Spanish authorities have arrested two suspects in connection with a large-scale data theft targeting the regional education system of Castilla-La Mancha. Nearly 10 million records belonging to students, parents, and educators were stolen and subsequently sold on underground forums. Two individuals were detained in Valencia and Torreblanca (Castellón) and have appeared in court in Zaragoza facing charges including revealing secrets, damaging information systems, money laundering, and participation in a criminal organization.
What Happened
In a coordinated operation involving police units from Valencia, Madrid, and Castellón, two suspects were arrested as part of an investigation into at least 30 cyberattacks across various systems. The Castilla-La Mancha regional education platform was among the primary targets. Investigators determined the pair were members of a broader organized group with prior cybercrime experience, operating across multiple European countries. The stolen data was monetized through underground forum sales, direct fraud, and identity theft operations. Cryptocurrency and international exchange services were used to launder proceeds, deliberately complicating financial tracing.
What Was Taken
Approximately 10 million confidential records were exfiltrated, including:
- Student personal data — names, identification details, academic records
- Parent/guardian information — contact details, personal identifiers
- Educator and staff data — employment history, email addresses, personal information
The data scope — spanning an entire regional education system — makes this one of the largest confirmed education sector breaches in Spanish history. Records were actively circulated on dark web forums and used directly for fraud and identity theft, meaning exposure is not theoretical.
Why It Matters
Education platforms are systematically underinvested in security while holding high-value PII on minors and families. This incident is a textbook illustration of why: a regional education authority was running platforms without multi-factor authentication, leaving millions of records accessible to what investigators describe as a technically sophisticated but not nation-state-level threat actor. The criminals operated a transnational infrastructure across multiple European countries, ran cryptocurrency laundering at scale, and executed at least 30 attacks — suggesting a professional operation, not opportunistic script kiddie activity. Spain recorded 160 attacks on critical infrastructure in 2024 alone. The education sector, despite holding sensitive data on minors, rarely appears in those statistics — which is exactly why it's a soft target.
The Attack Technique
Full technical intrusion details have not been publicly disclosed, but investigators confirmed:
- Professional infrastructure with deliberate anonymization layers to evade detection
- Targeted credential or platform exploitation of the regional education digital platform
- Post-exfiltration monetization via dark web sales, direct fraud, and identity theft
- Financial obfuscation through cryptocurrency and multi-jurisdiction exchange services
The suspects were described as having prior cybercrime experience and learning through specialized forums — consistent with an established Eastern European or domestic cybercrime model where skills are developed and traded within closed communities.

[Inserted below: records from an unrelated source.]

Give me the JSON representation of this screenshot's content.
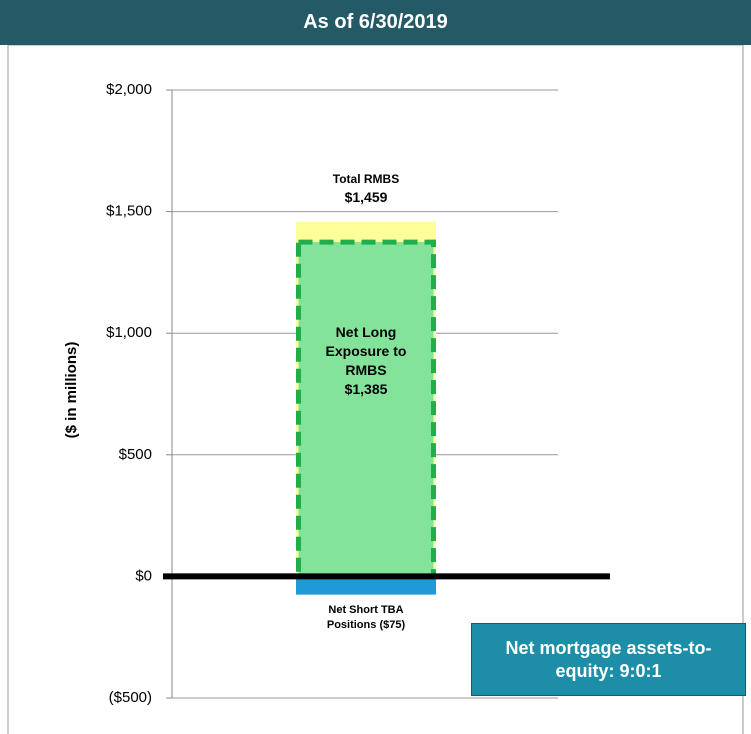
{
  "chart_data": {
    "type": "bar",
    "title": "As of 6/30/2019",
    "y_label": "($ in millions)",
    "ylim": [
      -500,
      2000
    ],
    "yticks": [
      {
        "value": -500,
        "label": "($500)"
      },
      {
        "value": 0,
        "label": "$0"
      },
      {
        "value": 500,
        "label": "$500"
      },
      {
        "value": 1000,
        "label": "$1,000"
      },
      {
        "value": 1500,
        "label": "$1,500"
      },
      {
        "value": 2000,
        "label": "$2,000"
      }
    ],
    "grid": true,
    "series": [
      {
        "name": "Total RMBS",
        "color": "#ffff99",
        "values": [
          1459
        ],
        "value_labels": [
          "$1,459"
        ]
      },
      {
        "name": "Net Long Exposure to RMBS",
        "color": "#84e39a",
        "edge_color": "#1fae4b",
        "dashed": true,
        "values": [
          1385
        ],
        "value_labels": [
          "$1,385"
        ]
      },
      {
        "name": "Net Short TBA Positions",
        "color": "#1e9bd7",
        "values": [
          -75
        ],
        "value_labels": [
          "($75)"
        ]
      }
    ],
    "annotation": "Net mortgage assets-to-equity: 9:0:1"
  }
}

What Organizations Should Do
- Enforce MFA immediately on all education and public sector platforms — Castilla-La Mancha only implemented 2FA after the breach. This is table stakes for any platform holding PII.

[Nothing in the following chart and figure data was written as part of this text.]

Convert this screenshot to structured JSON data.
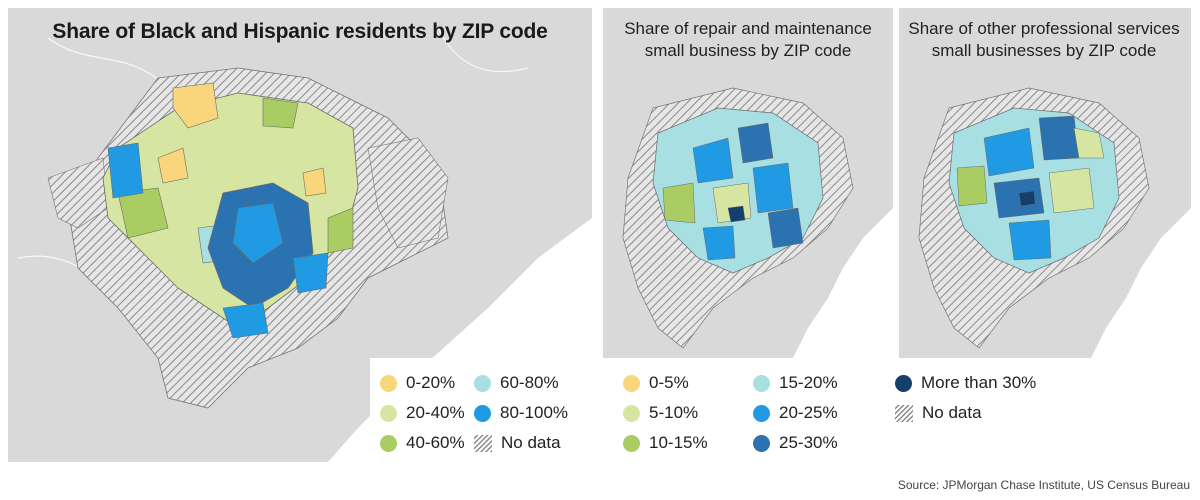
{
  "maps": {
    "left": {
      "title": "Share of Black and Hispanic residents by ZIP code",
      "legend": [
        {
          "label": "0-20%",
          "color": "#f9d67b"
        },
        {
          "label": "20-40%",
          "color": "#d6e6a2"
        },
        {
          "label": "40-60%",
          "color": "#a9cd62"
        },
        {
          "label": "60-80%",
          "color": "#a8dfe2"
        },
        {
          "label": "80-100%",
          "color": "#1f9ae3"
        },
        {
          "label": "No data",
          "color": "hatch"
        }
      ]
    },
    "right": {
      "subtitle_a": [
        "Share of repair and maintenance",
        "small business by ZIP code"
      ],
      "subtitle_b": [
        "Share of other professional services",
        "small businesses by ZIP code"
      ],
      "legend": [
        {
          "label": "0-5%",
          "color": "#f9d67b"
        },
        {
          "label": "5-10%",
          "color": "#d6e6a2"
        },
        {
          "label": "10-15%",
          "color": "#a9cd62"
        },
        {
          "label": "15-20%",
          "color": "#a8dfe2"
        },
        {
          "label": "20-25%",
          "color": "#1f9ae3"
        },
        {
          "label": "25-30%",
          "color": "#2b73b0"
        },
        {
          "label": "More than 30%",
          "color": "#143e6b"
        },
        {
          "label": "No data",
          "color": "hatch"
        }
      ]
    }
  },
  "colors": {
    "land": "#d9d9d9",
    "water": "#ffffff",
    "no_data_hatch": "#8a8a8a",
    "borders": "#6b6b6b"
  },
  "source": "Source: JPMorgan Chase Institute, US Census Bureau"
}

- Audit data minimization practices — Regional education platforms have no reason to retain 10 million active records without strict retention and segmentation policies.

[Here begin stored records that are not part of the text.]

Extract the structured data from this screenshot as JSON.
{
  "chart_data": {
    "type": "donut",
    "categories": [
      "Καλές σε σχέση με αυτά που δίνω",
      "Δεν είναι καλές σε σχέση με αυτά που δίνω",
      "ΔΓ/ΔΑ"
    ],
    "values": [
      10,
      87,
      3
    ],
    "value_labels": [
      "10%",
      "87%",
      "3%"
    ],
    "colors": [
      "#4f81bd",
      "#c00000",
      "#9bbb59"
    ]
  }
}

- Monitor dark web exposure — If your organization handles student or staff PII, check breach intelligence feeds for data already in circulation.
- Implement anomalous access detection — Bulk data exfiltration at this scale leaves detectable patterns; behavioral analytics on access logs would have surfaced this earlier.
- Assume breach for affected individuals — Students, parents, and staff in Castilla-La Mancha should be treated as compromised; phishing and identity fraud targeting these individuals is likely ongoing.
- Map cross-jurisdictional data flows — If your platforms share data with third-party services across EU member states, confirm GDPR breach notification obligations are being met within the 72-hour window.